Comment peut on trouver l'ip de quelqu'un en utilisant un  systeme de messagerie instantanée par exemple (adium, messenger, skype...) avec netstat ?

Sur windows ca à l'air d'être cette commande mais je ne comprends rien à ce qui s'affiche sur netstat. Il y a bien des IP de temps en temps mais comment etre sure que c'est celle de la personne ?


----------



## Polo35230 (6 Mars 2011)

Oui, c'est vrai q'avec netstat, c'est un peu le fouillis, on voit bien des adresses IP pour les connexions tcp, mais pas simple de savoir qui est qui..., et pour udp (on voit que les ports).

On peut voir des choses dans les logs, par ex celui du Firewall (appfirewall.log), mais là aussi, pour skype, on voit les serveurs skype, mais pas les ip des correspondants...
Il reste la trace (par exemple wireshark), mais faut l'installer et après, analyser. Pas forcément simple.

Peut être le mieux:
Passer par le Terminal et les commandes tcpdump:
Exemple: pour voir les correspondants skype
Aller dans la conf de skype. Repérer le port de connexion entrante (38980 par défaut, et c'est de l'UDP))
Dans la fenêtre Terminal, taper la commande:
tcpdump 'udp port 38980'

Joindre un correspondant skype.
En principe, ça doit défiler dans la fenêtre Terminal
Les premières adresses IP ne sont pas celles du correspondant, mais des serveurs skype. Par contre, quand on a le correspondant au tel, alors, c'est son adresse IP qui défile.

Enfin, si je raisonne juste...


----------



## kanak (6 Mars 2011)

ton raisonnement semble juste, j'ai essayé mais mon port n'est pas le même donc j'ai modifié ta commande et il me dit:
tcpdump: no suitable device found


----------



## Polo35230 (6 Mars 2011)

Est-ce que la commande tcpdump seule passe?
Sinon, chez moi, la commande ci-dessous passe bien.
tcpdump 'udp port 38980'

Les caractères quotes que tu utilises sont bien ceux en dessous du 4 ?

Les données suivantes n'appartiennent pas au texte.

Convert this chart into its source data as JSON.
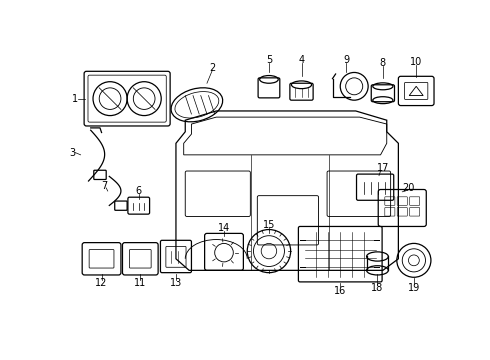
{
  "background_color": "#ffffff",
  "line_color": "#000000",
  "fig_width": 4.9,
  "fig_height": 3.6,
  "dpi": 100
}
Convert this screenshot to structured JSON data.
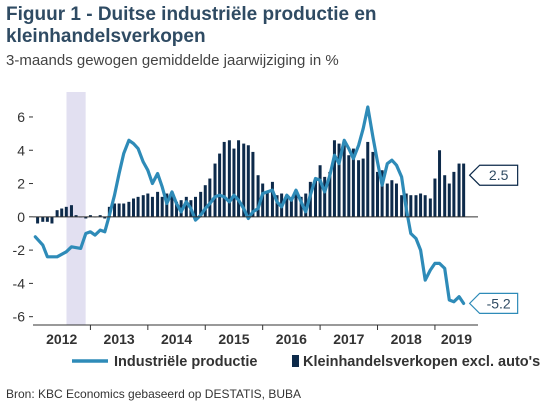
{
  "header": {
    "title": "Figuur 1 - Duitse industriële productie en kleinhandelsverkopen",
    "subtitle": "3-maands gewogen gemiddelde jaarwijziging in %"
  },
  "footer": {
    "source": "Bron: KBC Economics gebaseerd op DESTATIS, BUBA"
  },
  "chart_data": {
    "type": "line",
    "title": "Figuur 1 - Duitse industriële productie en kleinhandelsverkopen",
    "subtitle": "3-maands gewogen gemiddelde jaarwijziging in %",
    "xlabel": "",
    "ylabel": "",
    "xlim": [
      2012.0,
      2019.75
    ],
    "ylim": [
      -6.5,
      7.5
    ],
    "yticks": [
      -6,
      -4,
      -2,
      0,
      2,
      4,
      6
    ],
    "xtick_labels": [
      "2012",
      "2013",
      "2014",
      "2015",
      "2016",
      "2017",
      "2018",
      "2019"
    ],
    "grid": false,
    "legend_position": "bottom",
    "shaded_period": {
      "from": 2012.583,
      "to": 2012.917
    },
    "colors": {
      "line": "#2e8bb8",
      "bars": "#0d2a4a",
      "shade": "#e2e0f1",
      "axis": "#333333",
      "text": "#333333",
      "title": "#2f4b63"
    },
    "series": [
      {
        "name": "Industriële productie",
        "type": "line",
        "x": [
          2012.04,
          2012.17,
          2012.25,
          2012.42,
          2012.58,
          2012.67,
          2012.83,
          2012.92,
          2013.0,
          2013.08,
          2013.17,
          2013.25,
          2013.33,
          2013.42,
          2013.5,
          2013.58,
          2013.67,
          2013.75,
          2013.83,
          2013.92,
          2014.0,
          2014.08,
          2014.17,
          2014.25,
          2014.33,
          2014.42,
          2014.5,
          2014.58,
          2014.67,
          2014.75,
          2014.83,
          2014.92,
          2015.0,
          2015.08,
          2015.17,
          2015.25,
          2015.33,
          2015.42,
          2015.5,
          2015.58,
          2015.67,
          2015.75,
          2015.83,
          2015.92,
          2016.0,
          2016.08,
          2016.17,
          2016.25,
          2016.33,
          2016.42,
          2016.5,
          2016.58,
          2016.67,
          2016.75,
          2016.83,
          2016.92,
          2017.0,
          2017.08,
          2017.17,
          2017.25,
          2017.33,
          2017.42,
          2017.5,
          2017.58,
          2017.67,
          2017.75,
          2017.83,
          2017.92,
          2018.0,
          2018.08,
          2018.17,
          2018.25,
          2018.33,
          2018.42,
          2018.5,
          2018.58,
          2018.67,
          2018.75,
          2018.83,
          2018.92,
          2019.0,
          2019.08,
          2019.17,
          2019.25,
          2019.33,
          2019.42,
          2019.5
        ],
        "values": [
          -1.2,
          -1.7,
          -2.4,
          -2.4,
          -2.1,
          -1.8,
          -1.9,
          -1.0,
          -0.9,
          -1.1,
          -0.8,
          -0.9,
          0.1,
          1.3,
          2.6,
          3.8,
          4.6,
          4.4,
          4.1,
          3.3,
          2.8,
          2.0,
          2.6,
          1.8,
          0.8,
          1.5,
          0.8,
          0.3,
          0.9,
          0.5,
          -0.2,
          0.1,
          0.5,
          0.8,
          1.2,
          1.3,
          1.2,
          0.9,
          1.3,
          1.0,
          0.5,
          -0.1,
          0.3,
          0.5,
          1.4,
          1.5,
          1.6,
          0.9,
          0.6,
          1.3,
          1.0,
          1.6,
          0.9,
          0.3,
          1.3,
          2.3,
          2.2,
          1.5,
          2.5,
          3.7,
          3.2,
          4.6,
          4.1,
          3.5,
          4.3,
          5.3,
          6.6,
          4.8,
          3.3,
          1.9,
          3.2,
          3.4,
          3.1,
          2.4,
          0.5,
          -1.0,
          -1.3,
          -2.0,
          -3.8,
          -3.2,
          -2.8,
          -2.8,
          -3.1,
          -5.0,
          -5.1,
          -4.8,
          -5.2
        ]
      },
      {
        "name": "Kleinhandelsverkopen excl. auto's",
        "type": "bar",
        "x": [
          2012.08,
          2012.17,
          2012.25,
          2012.33,
          2012.42,
          2012.5,
          2012.58,
          2012.67,
          2012.75,
          2012.83,
          2012.92,
          2013.0,
          2013.08,
          2013.17,
          2013.25,
          2013.33,
          2013.42,
          2013.5,
          2013.58,
          2013.67,
          2013.75,
          2013.83,
          2013.92,
          2014.0,
          2014.08,
          2014.17,
          2014.25,
          2014.33,
          2014.42,
          2014.5,
          2014.58,
          2014.67,
          2014.75,
          2014.83,
          2014.92,
          2015.0,
          2015.08,
          2015.17,
          2015.25,
          2015.33,
          2015.42,
          2015.5,
          2015.58,
          2015.67,
          2015.75,
          2015.83,
          2015.92,
          2016.0,
          2016.08,
          2016.17,
          2016.25,
          2016.33,
          2016.42,
          2016.5,
          2016.58,
          2016.67,
          2016.75,
          2016.83,
          2016.92,
          2017.0,
          2017.08,
          2017.17,
          2017.25,
          2017.33,
          2017.42,
          2017.5,
          2017.58,
          2017.67,
          2017.75,
          2017.83,
          2017.92,
          2018.0,
          2018.08,
          2018.17,
          2018.25,
          2018.33,
          2018.42,
          2018.5,
          2018.58,
          2018.67,
          2018.75,
          2018.83,
          2018.92,
          2019.0,
          2019.08,
          2019.17,
          2019.25,
          2019.33,
          2019.42,
          2019.5
        ],
        "values": [
          -0.4,
          -0.3,
          -0.3,
          -0.4,
          0.4,
          0.5,
          0.6,
          0.7,
          0.1,
          0.0,
          -0.1,
          0.1,
          0.0,
          0.1,
          -0.1,
          0.6,
          0.8,
          0.8,
          0.8,
          0.9,
          1.1,
          1.2,
          1.3,
          1.4,
          1.2,
          1.5,
          1.2,
          1.4,
          1.3,
          0.9,
          1.0,
          1.2,
          1.0,
          1.2,
          1.5,
          1.9,
          2.3,
          3.2,
          3.8,
          4.5,
          4.6,
          4.1,
          4.6,
          4.4,
          4.3,
          3.9,
          2.5,
          2.0,
          1.5,
          2.1,
          1.3,
          1.4,
          1.1,
          1.0,
          1.4,
          1.2,
          1.4,
          2.1,
          2.2,
          3.1,
          2.4,
          2.7,
          4.6,
          4.4,
          4.3,
          3.7,
          4.1,
          3.4,
          3.5,
          4.5,
          3.9,
          2.7,
          2.8,
          2.0,
          2.2,
          2.0,
          1.3,
          1.4,
          1.3,
          1.3,
          1.4,
          1.3,
          1.1,
          2.3,
          4.0,
          2.5,
          2.0,
          2.7,
          3.2,
          3.2
        ]
      }
    ],
    "annotations": [
      {
        "label": "2.5",
        "series": "Kleinhandelsverkopen excl. auto's",
        "value": 2.5
      },
      {
        "label": "-5.2",
        "series": "Industriële productie",
        "value": -5.2
      }
    ]
  }
}
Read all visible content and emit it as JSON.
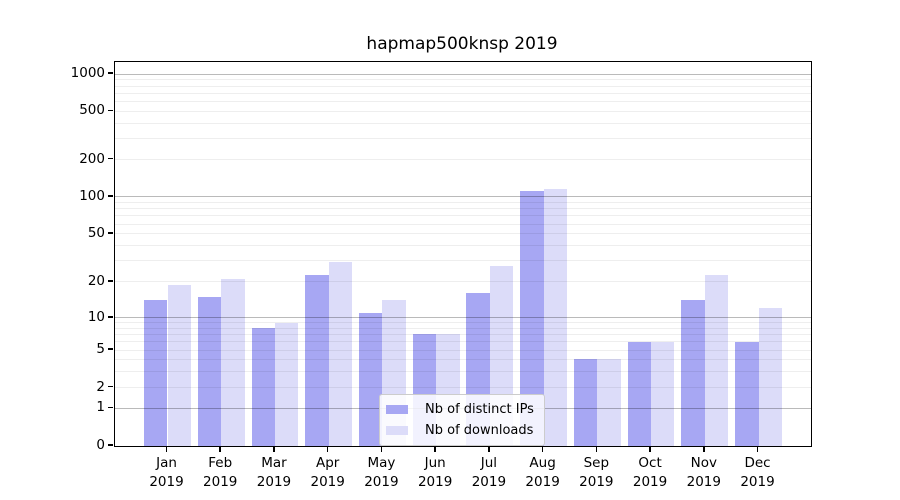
{
  "title": "hapmap500knsp 2019",
  "colors": {
    "bar_distinct_ips": "#a7a7f3",
    "bar_downloads": "#dcdcf9",
    "major_gridline": "#bababa",
    "minor_gridline": "#ededed"
  },
  "legend": {
    "items": [
      {
        "label": "Nb of distinct IPs",
        "color": "#a7a7f3"
      },
      {
        "label": "Nb of downloads",
        "color": "#dcdcf9"
      }
    ]
  },
  "x_axis": {
    "months": [
      "Jan",
      "Feb",
      "Mar",
      "Apr",
      "May",
      "Jun",
      "Jul",
      "Aug",
      "Sep",
      "Oct",
      "Nov",
      "Dec"
    ],
    "year": "2019"
  },
  "y_axis": {
    "tick_labels": [
      "0",
      "1",
      "2",
      "5",
      "10",
      "20",
      "50",
      "100",
      "200",
      "500",
      "1000"
    ],
    "tick_values": [
      0,
      1,
      2,
      5,
      10,
      20,
      50,
      100,
      200,
      500,
      1000
    ]
  },
  "chart_data": {
    "type": "bar",
    "title": "hapmap500knsp 2019",
    "categories": [
      "Jan 2019",
      "Feb 2019",
      "Mar 2019",
      "Apr 2019",
      "May 2019",
      "Jun 2019",
      "Jul 2019",
      "Aug 2019",
      "Sep 2019",
      "Oct 2019",
      "Nov 2019",
      "Dec 2019"
    ],
    "series": [
      {
        "name": "Nb of distinct IPs",
        "values": [
          14,
          15,
          8,
          23,
          11,
          7,
          16,
          112,
          4,
          6,
          14,
          6
        ]
      },
      {
        "name": "Nb of downloads",
        "values": [
          19,
          21,
          9,
          29,
          14,
          7,
          27,
          116,
          4,
          6,
          23,
          12
        ]
      }
    ],
    "xlabel": "",
    "ylabel": "",
    "y_ticks": [
      0,
      1,
      2,
      5,
      10,
      20,
      50,
      100,
      200,
      500,
      1000
    ],
    "ylim": [
      0,
      1400
    ],
    "yscale": "symlog-like (linear 0-1, log above)",
    "grid": "horizontal major at 1,10,100,1000; faint log minors",
    "legend_position": "lower center inside plot"
  }
}
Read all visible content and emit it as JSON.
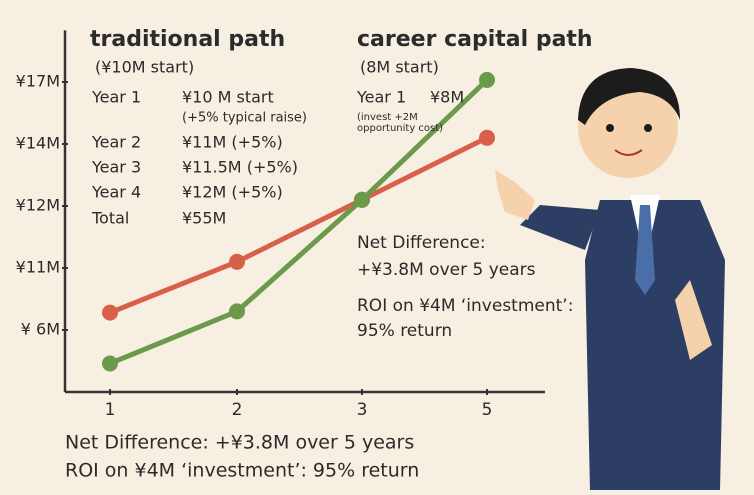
{
  "chart_data": {
    "type": "line",
    "categories": [
      "1",
      "2",
      "3",
      "5"
    ],
    "series": [
      {
        "name": "traditional path",
        "color": "#d8604a",
        "values": [
          7.4,
          11.1,
          12.2,
          14.3
        ]
      },
      {
        "name": "career capital path",
        "color": "#6b9a4b",
        "values": [
          3.3,
          7.5,
          12.2,
          17.1
        ]
      }
    ],
    "ylim": [
      1,
      19.5
    ],
    "yticks": [
      {
        "value": 6,
        "label": "¥ 6M"
      },
      {
        "value": 11,
        "label": "¥11M"
      },
      {
        "value": 12,
        "label": "¥12M"
      },
      {
        "value": 14,
        "label": "¥14M"
      },
      {
        "value": 17,
        "label": "¥17M"
      }
    ],
    "traditional_notes": {
      "subtitle": "(¥10M start)",
      "rows": [
        [
          "Year 1",
          "¥10 M start",
          "(+5% typical raise)"
        ],
        [
          "Year 2",
          "¥11M   (+5%)"
        ],
        [
          "Year 3",
          "¥11.5M (+5%)"
        ],
        [
          "Year 4",
          "¥12M   (+5%)"
        ],
        [
          "Total",
          "¥55M"
        ]
      ]
    },
    "career_notes": {
      "subtitle": "(8M start)",
      "rows": [
        [
          "Year 1",
          "¥8M",
          "(invest +2M",
          "opportunity cost)"
        ]
      ],
      "summary": [
        "Net Difference:",
        "+¥3.8M over 5 years",
        "ROI on ¥4M ‘investment’:",
        "95% return"
      ]
    },
    "footer": [
      "Net Difference: +¥3.8M over 5 years",
      "ROI on ¥4M ‘investment’: 95% return"
    ]
  }
}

Si tu n'est pas sous un compte administrateur, essaye sudo tcpdump 'udp port 38980'
A+


----------



## kanak (8 Mars 2011)

En sudo ca fonctionne.
Mais il le met par défaut sur l'ethernet (en0) alors que je suis en airport (en1)
comment lui dire de chercher sur l'airport ?


----------



## Polo35230 (8 Mars 2011)

sudo tcpdump -i en1 'udp port 38980'

En faisant man tcpdump, on peut voir tt ce qu'on peu faire avec cette commande.
Faut prévoir la journée...


----------



## Polo35230 (9 Mars 2011)

Bonjour,
J'ai vu ton message qu'aujourd'hui. J'ai répondu, mais je sais pas pourquoi, je ne l'ai pas dans mes messages "envoyés".
J'ai mis mon identifiant skype dans mon profil. Tu peux m'appeler....
A+


----------